Pendant la Seconde Guerre mondiale, Christiane Desroches-Noblecourt s’engagea dans la Résistance. L’un de ses faits marquants fut de mettre à l’abri, en zone dite “libre”, les trésors du département égyptien du musée du Louvre.
L’INITIATRICE DU SAUVETAGE DES MONUMENTS DE NUBIE
Un premier barrage d’Assouan (à l’extrémité sud de l’Egypte) avait été inauguré en 1902, puis rehaussé en 1912, puis de nouveau en 1934. Mais, la capacité de ce barrage ne suffisant pas aux besoins d’une population toujours plus nombreuse, le gouvernement dirigé par Gamal Abdel Nasser décida, en 1954, d’édifier un nouveau barrage. Le lac de retenue créé devait avoir une capacité phénoménale de 157 milliards de mètres cubes, serait long de 500 kilomètres et recouvrirait ainsi même des terres au Soudan, État frontalier de l’Égypte au sud.

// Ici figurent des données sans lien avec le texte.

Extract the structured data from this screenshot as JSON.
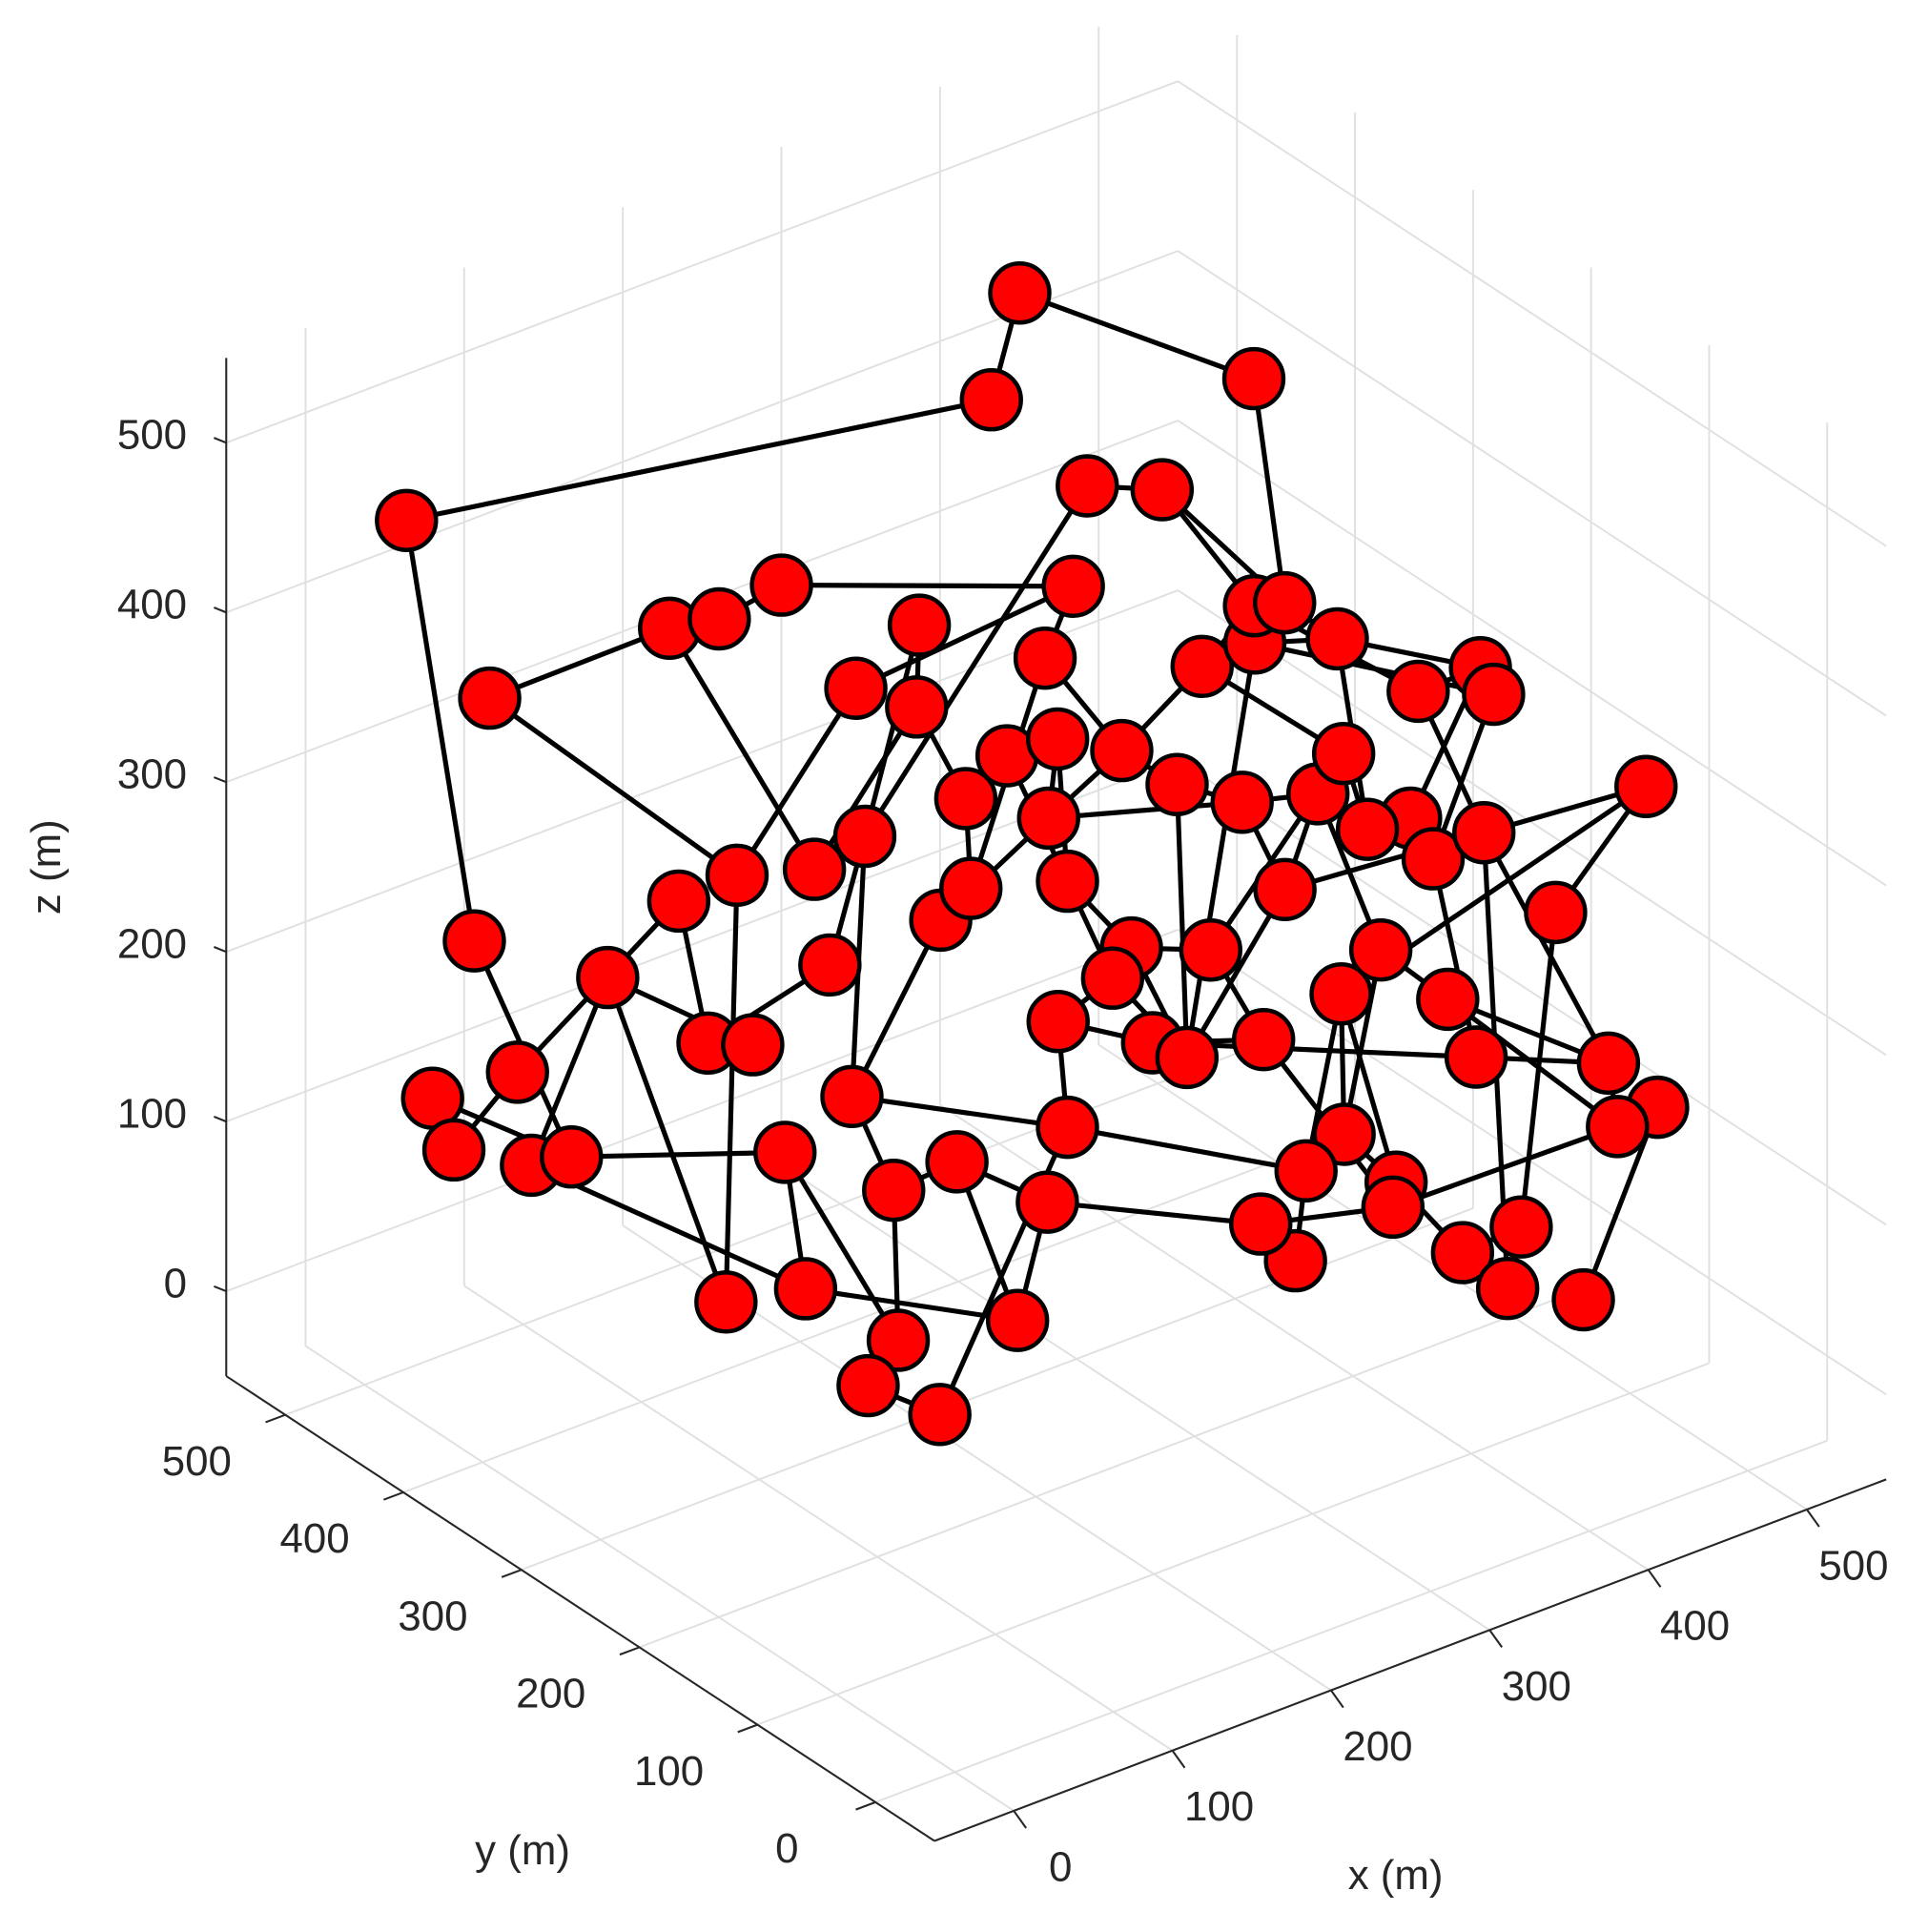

Vital pour faire face à l’explosion démographique égyptienne, ce nouveau barrage d’Assouan était cependant porteur d’un désastre culturel majeur puisque la plupart des temples antiques de la Nubie allaient être purement et simplement engloutis par le lac de retenue et donc perdus à tout jamais. Parmi eux figuraient les temples d’Abou Simbel, mondialement célèbres.
Pour empêcher cette destruction, l’UNESCO se tourna alors vers Christiane Desroches Noblecourt. Celle-ci était devenue entre-temps la conservatrice des Antiquités égyptiennes du Louvre et donc l’héritière à ce poste de Jean-François Champollion, le savant français qui parvint à déchiffrer les hiéroglyphes à l’automne 1822.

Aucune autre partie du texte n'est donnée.